Integrating LoRA [10] into AudioLDM [5], as proposed in this paper, demonstrates meaningful progress in improving the controllability and training efficiency of genre-specific music generation. Selectively fine-tuning only the core components of the model verified that it is possible to maintain the generation quality of the baseline architecture while enabling rapid domain adaptation with minimal computational resources. By applying LoRA to the query and value in the projection layers, the approach achieves efficient, lightweight training by updating only a small subset of the total parameters.
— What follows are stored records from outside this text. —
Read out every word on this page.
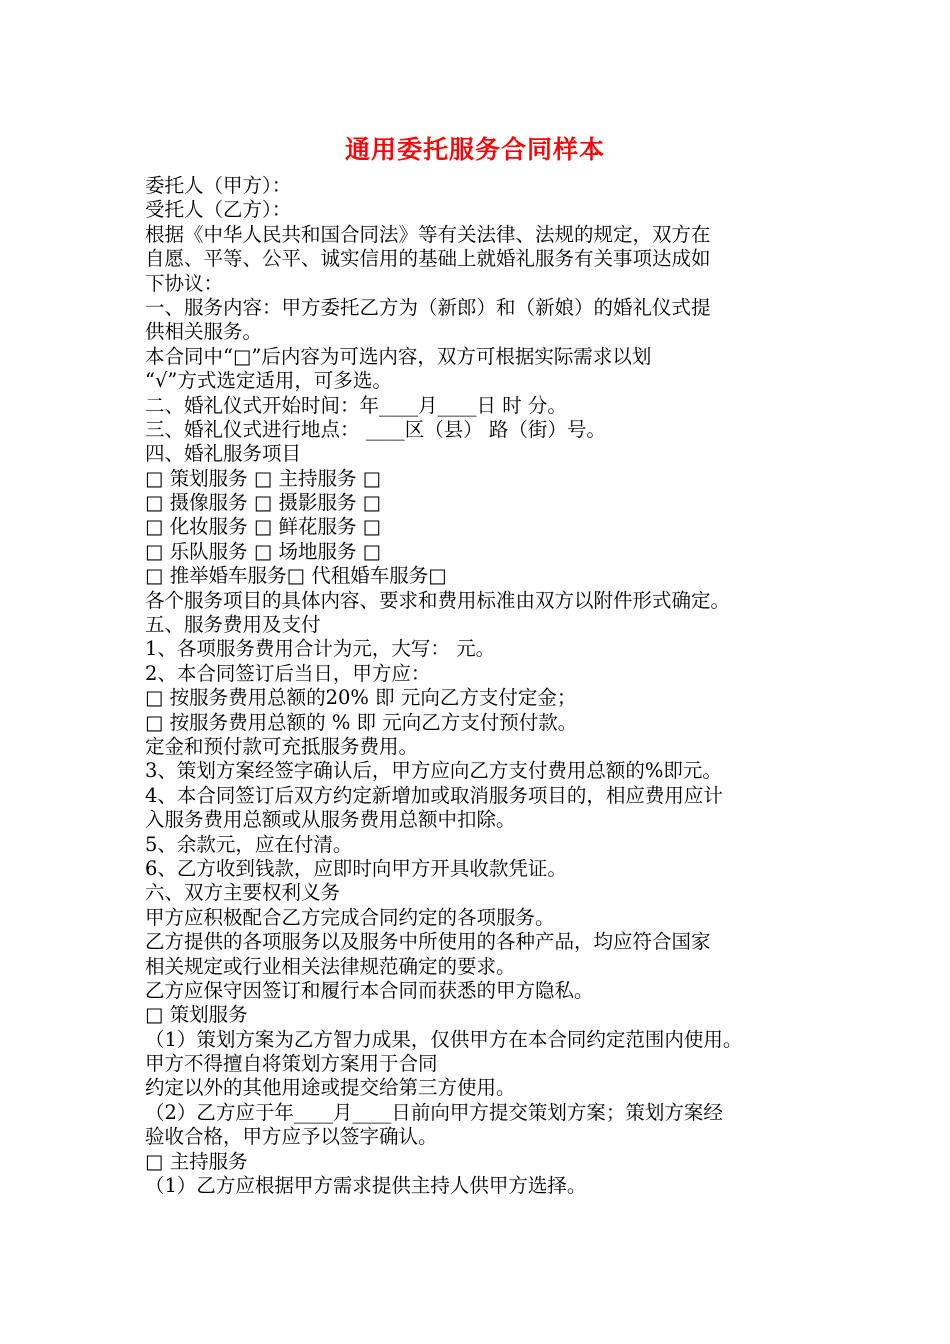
通用委托服务合同样本
委托人（甲方）：
受托人（乙方）：
根据《中华人民共和国合同法》等有关法律、法规的规定，双方在
自愿、平等、公平、诚实信用的基础上就婚礼服务有关事项达成如
下协议：
一、服务内容：甲方委托乙方为（新郎）和（新娘）的婚礼仪式提
供相关服务。
本合同中“□”后内容为可选内容，双方可根据实际需求以划
“√”方式选定适用，可多选。
二、婚礼仪式开始时间：年____月____日 时 分。
三、婚礼仪式进行地点： ____区（县） 路（街）号。
四、婚礼服务项目
□ 策划服务 □ 主持服务 □
□ 摄像服务 □ 摄影服务 □
□ 化妆服务 □ 鲜花服务 □
□ 乐队服务 □ 场地服务 □
□ 推举婚车服务□ 代租婚车服务□
各个服务项目的具体内容、要求和费用标准由双方以附件形式确定。
五、服务费用及支付
1、各项服务费用合计为元，大写： 元。
2、本合同签订后当日，甲方应：
□ 按服务费用总额的20% 即 元向乙方支付定金；
□ 按服务费用总额的 % 即 元向乙方支付预付款。
定金和预付款可充抵服务费用。
3、策划方案经签字确认后，甲方应向乙方支付费用总额的%即元。
4、本合同签订后双方约定新增加或取消服务项目的，相应费用应计
入服务费用总额或从服务费用总额中扣除。
5、余款元，应在付清。
6、乙方收到钱款，应即时向甲方开具收款凭证。
六、双方主要权利义务
甲方应积极配合乙方完成合同约定的各项服务。
乙方提供的各项服务以及服务中所使用的各种产品，均应符合国家
相关规定或行业相关法律规范确定的要求。
乙方应保守因签订和履行本合同而获悉的甲方隐私。
□ 策划服务
（1）策划方案为乙方智力成果，仅供甲方在本合同约定范围内使用。
甲方不得擅自将策划方案用于合同
约定以外的其他用途或提交给第三方使用。
（2）乙方应于年____月____日前向甲方提交策划方案；策划方案经
验收合格，甲方应予以签字确认。
□ 主持服务
（1）乙方应根据甲方需求提供主持人供甲方选择。
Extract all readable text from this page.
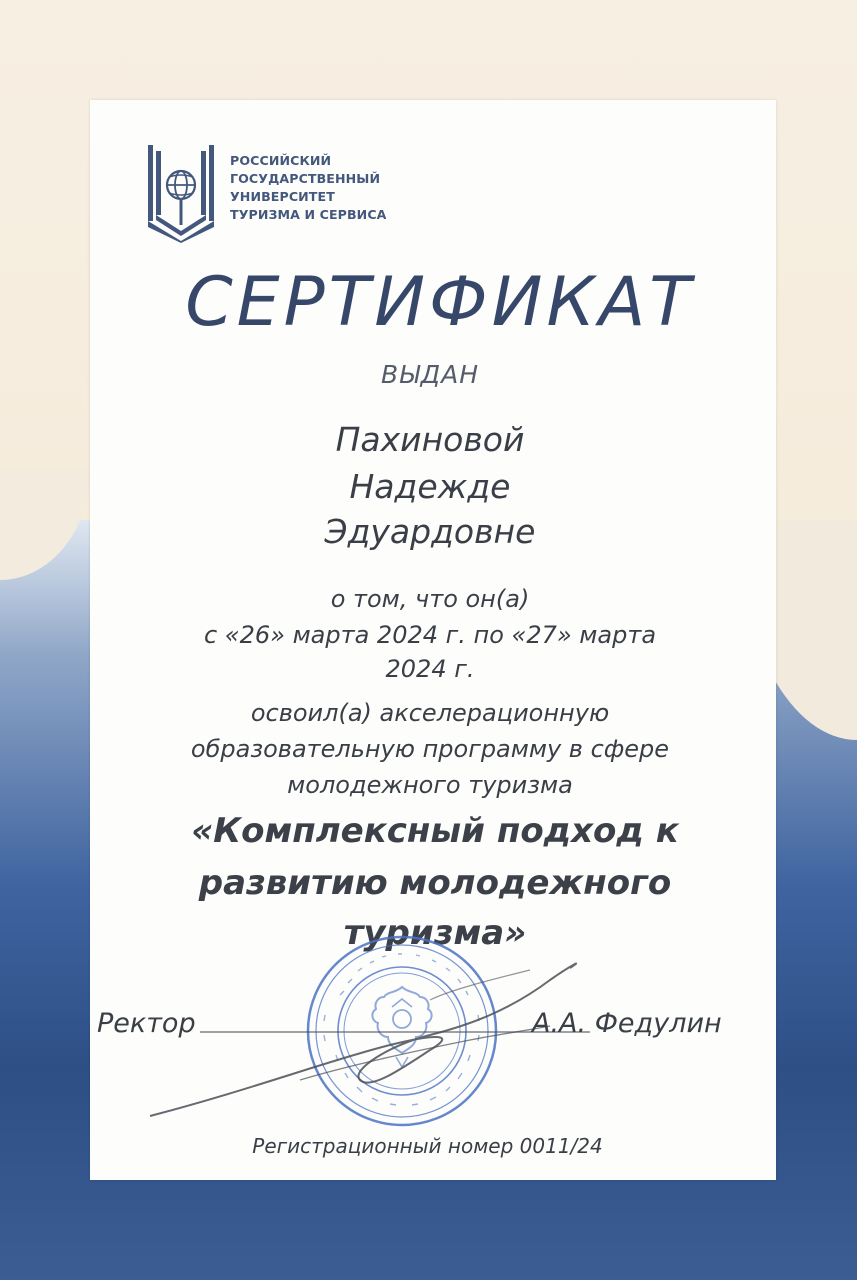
РОССИЙСКИЙ
ГОСУДАРСТВЕННЫЙ
УНИВЕРСИТЕТ
ТУРИЗМА И СЕРВИСА
СЕРТИФИКАТ
ВЫДАН
Пахиновой
Надежде
Эдуардовне
о том, что он(а)
с «26» марта 2024 г. по «27» марта
2024 г.
освоил(а) акселерационную
образовательную программу в сфере
молодежного туризма
«Комплексный подход к
развитию молодежного
туризма»
Ректор	А.А. Федулин
Регистрационный номер 0011/24
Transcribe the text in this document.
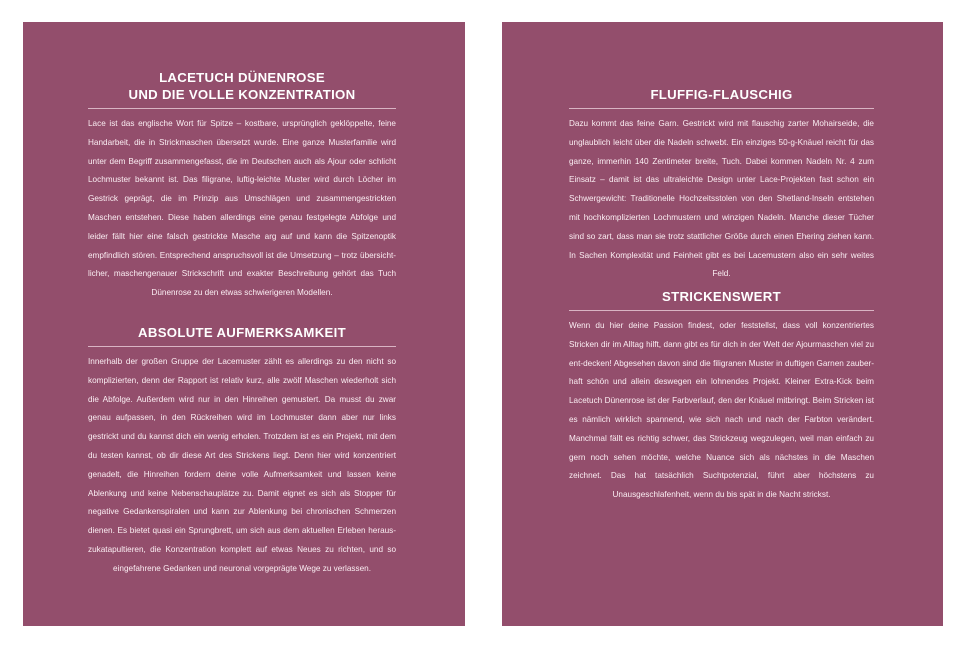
LACETUCH DÜNENROSE
UND DIE VOLLE KONZENTRATION

Lace ist das englische Wort für Spitze – kostbare, ursprünglich geklöppelte, feine Handarbeit, die in Strickmaschen übersetzt wurde. Eine ganze Musterfamilie wird unter dem Begriff zusammengefasst, die im Deutschen auch als Ajour oder schlicht Lochmuster bekannt ist. Das filigrane, luftig-leichte Muster wird durch Löcher im Gestrick geprägt, die im Prinzip aus Umschlägen und zusammengestrickten Maschen entstehen. Diese haben allerdings eine genau festgelegte Abfolge und leider fällt hier eine falsch gestrickte Masche arg auf und kann die Spitzenoptik empfindlich stören. Entsprechend anspruchsvoll ist die Umsetzung – trotz übersicht-licher, maschengenauer Strickschrift und exakter Beschreibung gehört das Tuch Dünenrose zu den etwas schwierigeren Modellen.

ABSOLUTE AUFMERKSAMKEIT

Innerhalb der großen Gruppe der Lacemuster zählt es allerdings zu den nicht so komplizierten, denn der Rapport ist relativ kurz, alle zwölf Maschen wiederholt sich die Abfolge. Außerdem wird nur in den Hinreihen gemustert. Da musst du zwar genau aufpassen, in den Rückreihen wird im Lochmuster dann aber nur links gestrickt und du kannst dich ein wenig erholen. Trotzdem ist es ein Projekt, mit dem du testen kannst, ob dir diese Art des Strickens liegt. Denn hier wird konzentriert genadelt, die Hinreihen fordern deine volle Aufmerksamkeit und lassen keine Ablenkung und keine Nebenschauplätze zu. Damit eignet es sich als Stopper für negative Gedankenspiralen und kann zur Ablenkung bei chronischen Schmerzen dienen. Es bietet quasi ein Sprungbrett, um sich aus dem aktuellen Erleben heraus-zukatapultieren, die Konzentration komplett auf etwas Neues zu richten, und so eingefahrene Gedanken und neuronal vorgeprägte Wege zu verlassen.

FLUFFIG-FLAUSCHIG

Dazu kommt das feine Garn. Gestrickt wird mit flauschig zarter Mohairseide, die unglaublich leicht über die Nadeln schwebt. Ein einziges 50-g-Knäuel reicht für das ganze, immerhin 140 Zentimeter breite, Tuch. Dabei kommen Nadeln Nr. 4 zum Einsatz – damit ist das ultraleichte Design unter Lace-Projekten fast schon ein Schwergewicht: Traditionelle Hochzeitsstolen von den Shetland-Inseln entstehen mit hochkomplizierten Lochmustern und winzigen Nadeln. Manche dieser Tücher sind so zart, dass man sie trotz stattlicher Größe durch einen Ehering ziehen kann. In Sachen Komplexität und Feinheit gibt es bei Lacemustern also ein sehr weites Feld.

STRICKENSWERT

Wenn du hier deine Passion findest, oder feststellst, dass voll konzentriertes Stricken dir im Alltag hilft, dann gibt es für dich in der Welt der Ajourmaschen viel zu ent-decken! Abgesehen davon sind die filigranen Muster in duftigen Garnen zauber-haft schön und allein deswegen ein lohnendes Projekt. Kleiner Extra-Kick beim Lacetuch Dünenrose ist der Farbverlauf, den der Knäuel mitbringt. Beim Stricken ist es nämlich wirklich spannend, wie sich nach und nach der Farbton verändert. Manchmal fällt es richtig schwer, das Strickzeug wegzulegen, weil man einfach zu gern noch sehen möchte, welche Nuance sich als nächstes in die Maschen zeichnet. Das hat tatsächlich Suchtpotenzial, führt aber höchstens zu Unausgeschlafenheit, wenn du bis spät in die Nacht strickst.
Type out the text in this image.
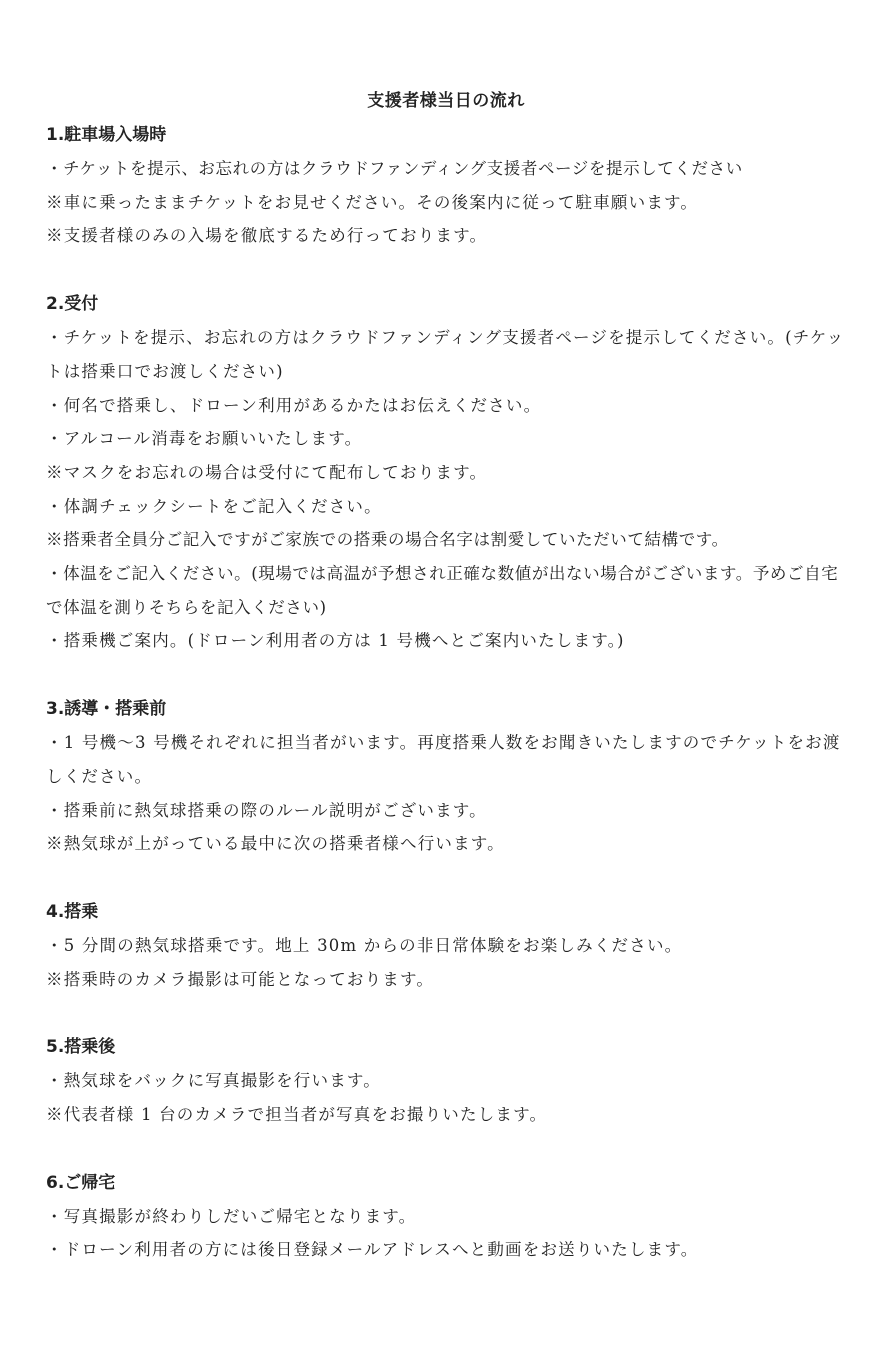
支援者様当日の流れ
1.駐車場入場時

・チケットを提示、お忘れの方はクラウドファンディング支援者ページを提示してください

※車に乗ったままチケットをお見せください。その後案内に従って駐車願います。

※支援者様のみの入場を徹底するため行っております。

2.受付

・チケットを提示、お忘れの方はクラウドファンディング支援者ページを提示してください。(チケットは搭乗口でお渡しください)

・何名で搭乗し、ドローン利用があるかたはお伝えください。

・アルコール消毒をお願いいたします。

※マスクをお忘れの場合は受付にて配布しております。

・体調チェックシートをご記入ください。

※搭乗者全員分ご記入ですがご家族での搭乗の場合名字は割愛していただいて結構です。

・体温をご記入ください。(現場では高温が予想され正確な数値が出ない場合がございます。予めご自宅で体温を測りそちらを記入ください)

・搭乗機ご案内。(ドローン利用者の方は 1 号機へとご案内いたします。)

3.誘導・搭乗前

・1 号機〜3 号機それぞれに担当者がいます。再度搭乗人数をお聞きいたしますのでチケットをお渡しください。

・搭乗前に熱気球搭乗の際のルール説明がございます。

※熱気球が上がっている最中に次の搭乗者様へ行います。

4.搭乗

・5 分間の熱気球搭乗です。地上 30m からの非日常体験をお楽しみください。

※搭乗時のカメラ撮影は可能となっております。

5.搭乗後

・熱気球をバックに写真撮影を行います。

※代表者様 1 台のカメラで担当者が写真をお撮りいたします。

6.ご帰宅

・写真撮影が終わりしだいご帰宅となります。

・ドローン利用者の方には後日登録メールアドレスへと動画をお送りいたします。
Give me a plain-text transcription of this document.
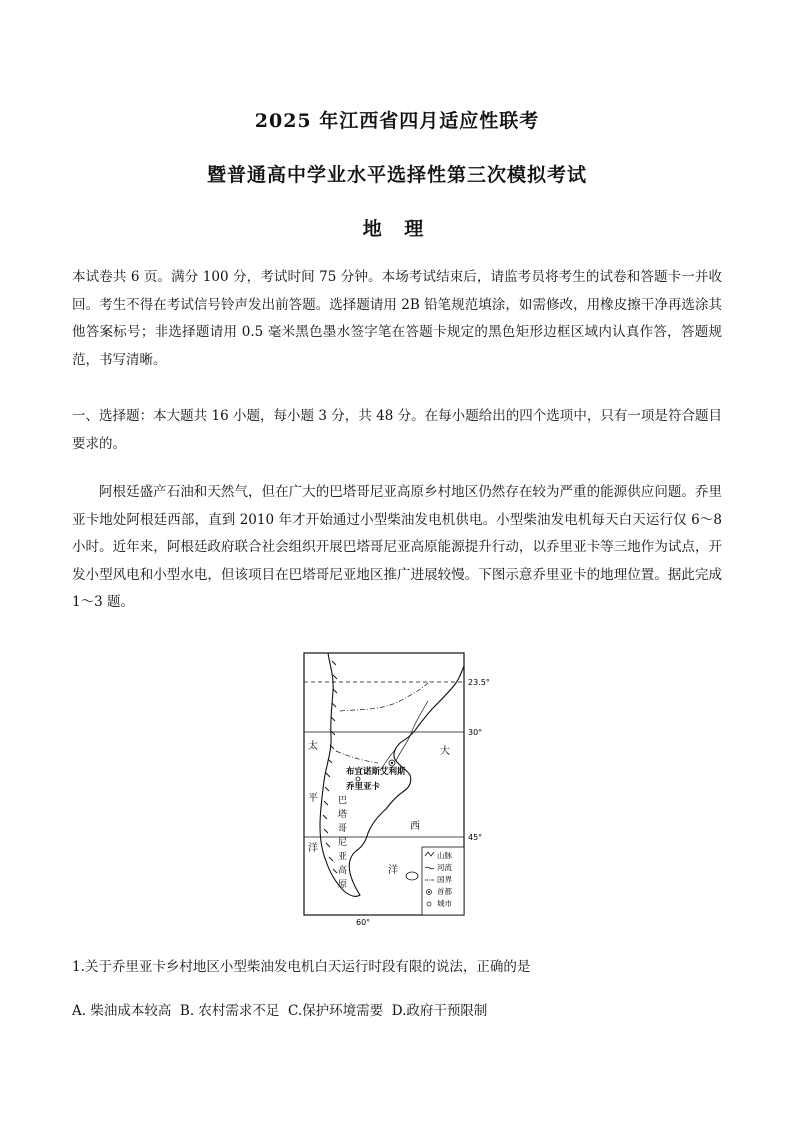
2025 年江西省四月适应性联考
暨普通高中学业水平选择性第三次模拟考试
地 理

本试卷共 6 页。满分 100 分，考试时间 75 分钟。本场考试结束后，请监考员将考生的试卷和答题卡一并收回。考生不得在考试信号铃声发出前答题。选择题请用 2B 铅笔规范填涂，如需修改，用橡皮擦干净再选涂其他答案标号；非选择题请用 0.5 毫米黑色墨水签字笔在答题卡规定的黑色矩形边框区域内认真作答，答题规范，书写清晰。

一、选择题：本大题共 16 小题，每小题 3 分，共 48 分。在每小题给出的四个选项中，只有一项是符合题目要求的。

阿根廷盛产石油和天然气，但在广大的巴塔哥尼亚高原乡村地区仍然存在较为严重的能源供应问题。乔里亚卡地处阿根廷西部，直到 2010 年才开始通过小型柴油发电机供电。小型柴油发电机每天白天运行仅 6～8 小时。近年来，阿根廷政府联合社会组织开展巴塔哥尼亚高原能源提升行动，以乔里亚卡等三地作为试点，开发小型风电和小型水电，但该项目在巴塔哥尼亚地区推广进展较慢。下图示意乔里亚卡的地理位置。据此完成 1～3 题。

23.5°
30°
45°
60°
布宜诺斯艾利斯
乔里亚卡
太
平
洋
大
西
洋
巴
塔
哥
尼
亚
高
原
山脉
河流
国界
首都
城市

1.关于乔里亚卡乡村地区小型柴油发电机白天运行时段有限的说法，正确的是

A. 柴油成本较高  B. 农村需求不足  C.保护环境需要  D.政府干预限制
The experimental results indicate that the baseline model achieved a CLAP [24] score of 0.6497 and a KAD [25] score of 1.1255. In contrast, the proposed method exhibited a general improvement in CLAP scores as rank and alpha increased, reaching a maximum of 0.6995. The KAD scores were significantly reduced, achieving a minimum of 0.2906 in the lower rank and alpha LoRA settings, indicating improved statistical similarity to real music. These results suggest that LoRA is a practical and scalable approach to music generation, especially in resource-constrained environments. Genre-specific LoRA modules can be flexibly combined with a shared base model, supporting a wide range of domain-specific music generation tasks.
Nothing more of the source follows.